By Marion Dear, 5th grade teacher


What does sexual assault have to do with a Lower School teacher? My answer: just as institutionalized racism is a form of bullying, so is sexual assault. Bullying is defined as harm done repeatedly, when there is a discrepancy of power. In July, I trained at a Greendot Institute held in Arlington Virginia.  The Greendot Program is a method of community mobilization that addresses sexual assault and it is applicable to other forms of bullying.   This method fits directly into our Olweus anti-bullying program already in place in the Lower School. Our students already know that the main characters in a bullying scenario include the bully, who has most of the power, the victim, on the receiving end of the harm, and the bystanders, who are aware of the situation but are not actively participating in the harm. This last group is the largest group and where most people find themselves. The Greendot Program is a call to action for the bystander group.

Now for some color coding. Imagine a map of the U. S.. Every time someone inflicts harm on another person, we mark a red dot at that place. As more people are harmed, red dots increase, and eventually they start to cover the map. We often see this this type of visual dot scenario, when we are tracking outbreaks of illnesses or disease. Now, imagine that every time a harmed person receives help and recovers, we mark over the red dot with a green dot. As the instances of help increase, eventually all the red dots are covered up by green dots. Harm is eradicated. Our goal is to teach our students to take care of each other and fill their community with green dots.

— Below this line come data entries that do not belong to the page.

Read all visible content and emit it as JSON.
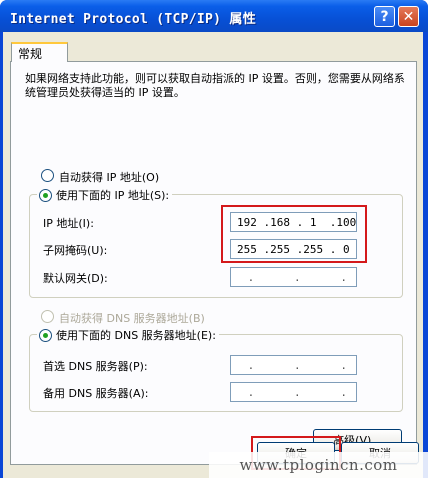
{
  "window": {
    "title": "Internet Protocol (TCP/IP) 属性",
    "help_label": "?",
    "close_label": "✕"
  },
  "tab": {
    "label": "常规"
  },
  "description": "如果网络支持此功能，则可以获取自动指派的 IP 设置。否则，您需要从网络系统管理员处获得适当的 IP 设置。",
  "ip": {
    "auto_label": "自动获得 IP 地址(O)",
    "manual_label": "使用下面的 IP 地址(S):",
    "selected": "manual",
    "address_label": "IP 地址(I):",
    "address_value": "192 .168 . 1  .100",
    "mask_label": "子网掩码(U):",
    "mask_value": "255 .255 .255 . 0",
    "gateway_label": "默认网关(D):",
    "gateway_value": " .      .      . "
  },
  "dns": {
    "auto_label": "自动获得 DNS 服务器地址(B)",
    "manual_label": "使用下面的 DNS 服务器地址(E):",
    "selected": "manual",
    "preferred_label": "首选 DNS 服务器(P):",
    "preferred_value": " .      .      . ",
    "alternate_label": "备用 DNS 服务器(A):",
    "alternate_value": " .      .      . "
  },
  "buttons": {
    "advanced": "高级(V)...",
    "ok": "确定",
    "cancel": "取消"
  },
  "highlight_color": "#d4191b",
  "watermark": "www.tplogincn.com"
}
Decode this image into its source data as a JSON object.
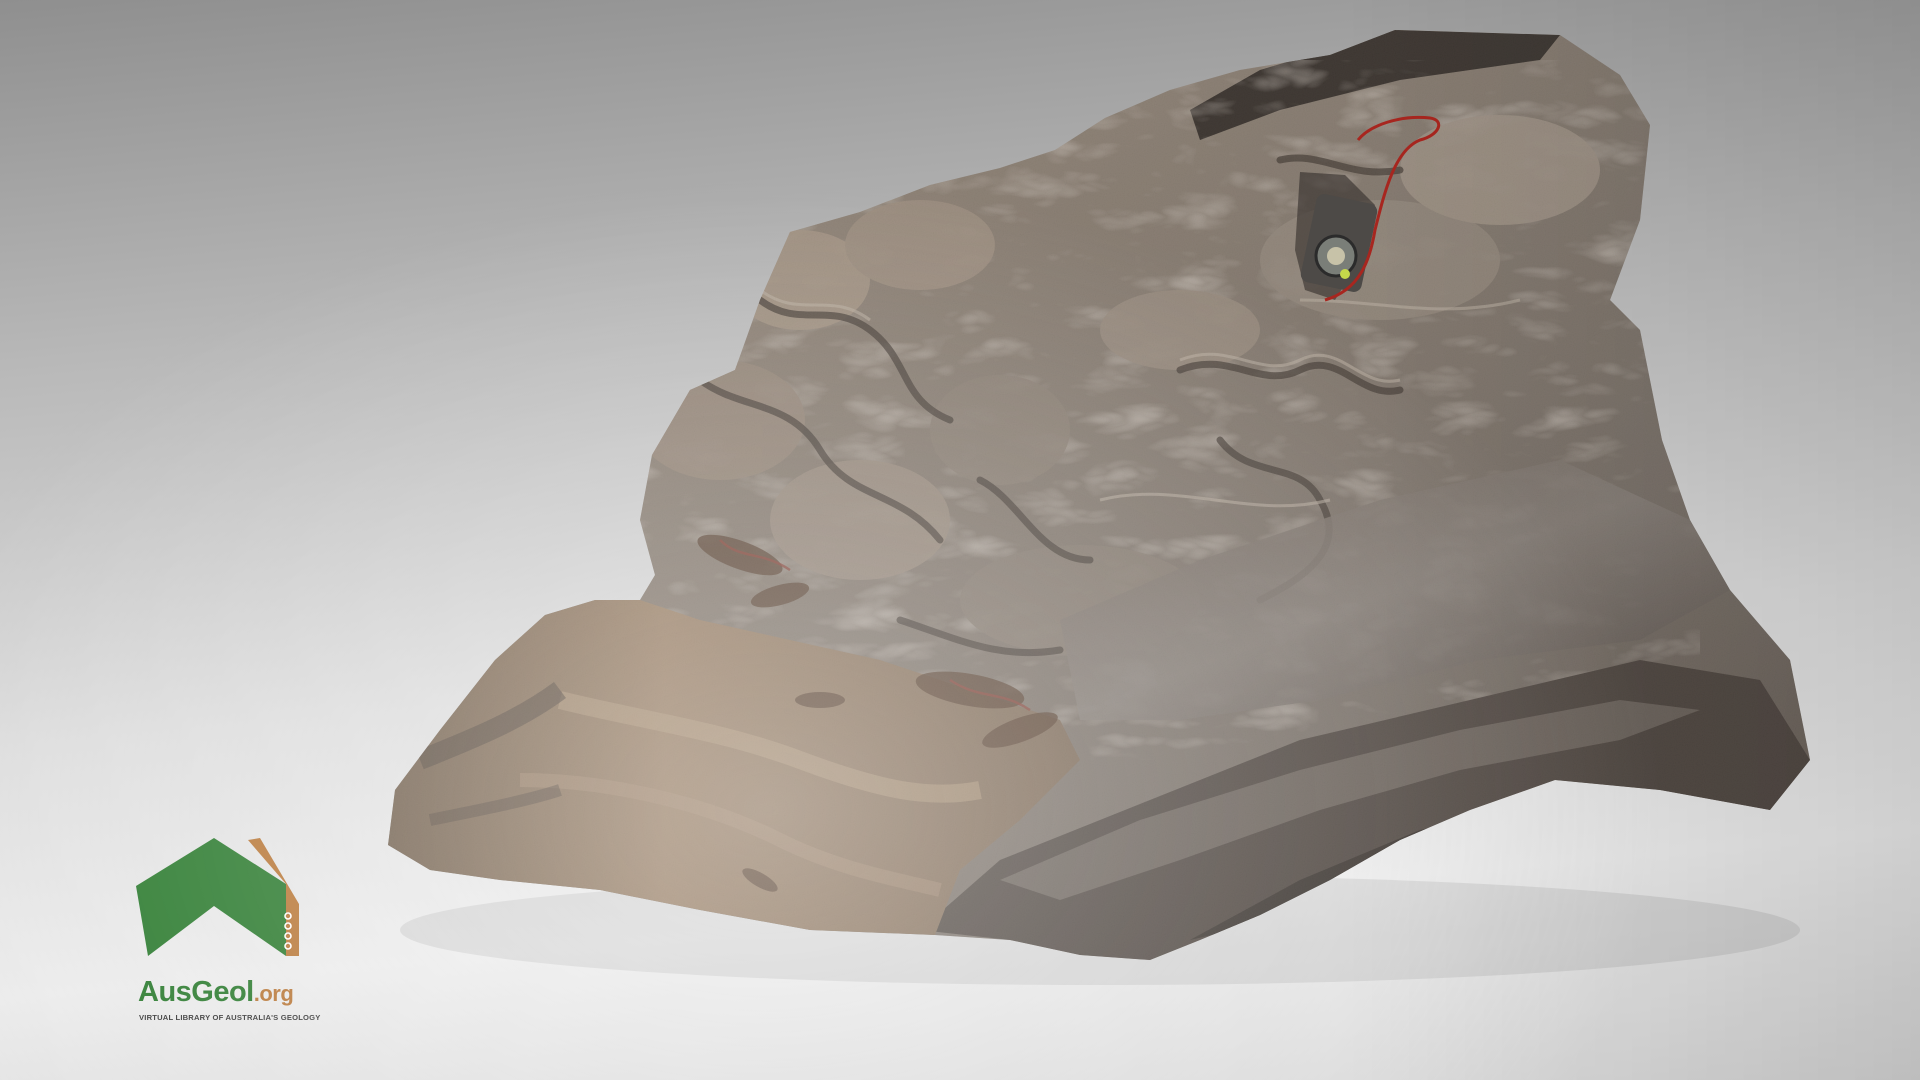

There is two types of green dots, reactive and proactive.  A “reactive green dot”, is an action a bystander takes AFTER a harmful behavior. Imagine this. A student sees someone getting teased on the playground or not included in a game of Foursquare. Later at lunch, that student checks in on his/her classmate and says, “Are you OK?”  This simple action is a reactive green dot.  An even more effective type of behavior is a proactive green dot, intended to prevent the harm from occurring in the first place. An example of this, using our recess scenario, might involve recess duty teachers clarifying that games like Foursquare must include everyone who wants to play. Exclusion is not tolerated at recess. As a teacher I have posted the following proactive green dot statement in my classroom:

“No one has to do everything, but everyone has to do something.”

I explain the poster to my class. It is a call to action, telling bystanders that they should not stand by, when they see harmful behavior. They must act. I am also telling any potential bullies that harmful behavior is not tolerated in my classroom community. At the end of this blog post, I will ask each of you as my readers to join me in creating proactive green dots throughout our community here at Westtown.

There are obstacles that prevent us from intervening when we see harm, and the Greendot Program gives us strategies for overcoming them. Many of us are simply afraid to intervene if we witness harmful behavior. We fear for our safety. We learned that, despite this understandable obstacle, we can still intervene with a green dot when we see harm. These strategies involve three different approaches, called direct, delegate, and distract, or the 3 D’s for short.  Direct intervention involves confronting the bully and  telling him/her to stop. This is the least common type of green dot, because it takes  some guts. If you are standing up to a bully, you probably need to be confident in your physical strength. I know I rarely am, and in all honesty, this strategy is the one I am least likely to employ. The second strategy involves delegating or finding help. We tell students to get a teacher when things heat up and get out of hand on the playground. They do. They are acting out a green dot by getting help. Calling 9-1-1 is another example of  delegating a green dot. Delegating works, because it stops the harm. The third type of green dot involves distraction. The bell ringing to signal that recess is over will stop a bully in his/her tracks. So will this, “Excuse me, can I borrow your cell phone? Or, “What is snack today?” This can interrupt the process of harm just enough to keep it from progressing. The favorite distraction for the college trainees at my conference involved spilling your drink on someone. Each of us had to reflect and determine which type of green dot intervention we might be most likely to use, direct, delegate, or distract. Practicing bystander intervention in our heads in hypothetical form prepares us for for situations when we must act out green dots in real life. Sometimes, a harmful situation calls for a combination of these three strategies. This is fine, as long the harm is stopped.

Now, dear reader, I will ask you for help. Remember the map with red dots and green dots? We want to cover our community with proactive green dots, before red dots have an opportunity to occur. Please, join me in making this happen at Westtown, with your very own proactivgreen_dote green dot.  If your answer is, “Yes, I am on board,”  then let me know and I will send you a copy of this green dot poster. Post it in your classroom, and explain it to your students. Know that many colleges are adopting the green dot program as part of their freshman orientation. We can, likewise, teach our students to stand up and strengthen this community by starting right here on campus. We have an opportunity to further define what we so often call “safe space” at Westtown. Thank you for considering my request.  I hope I hear from many of you!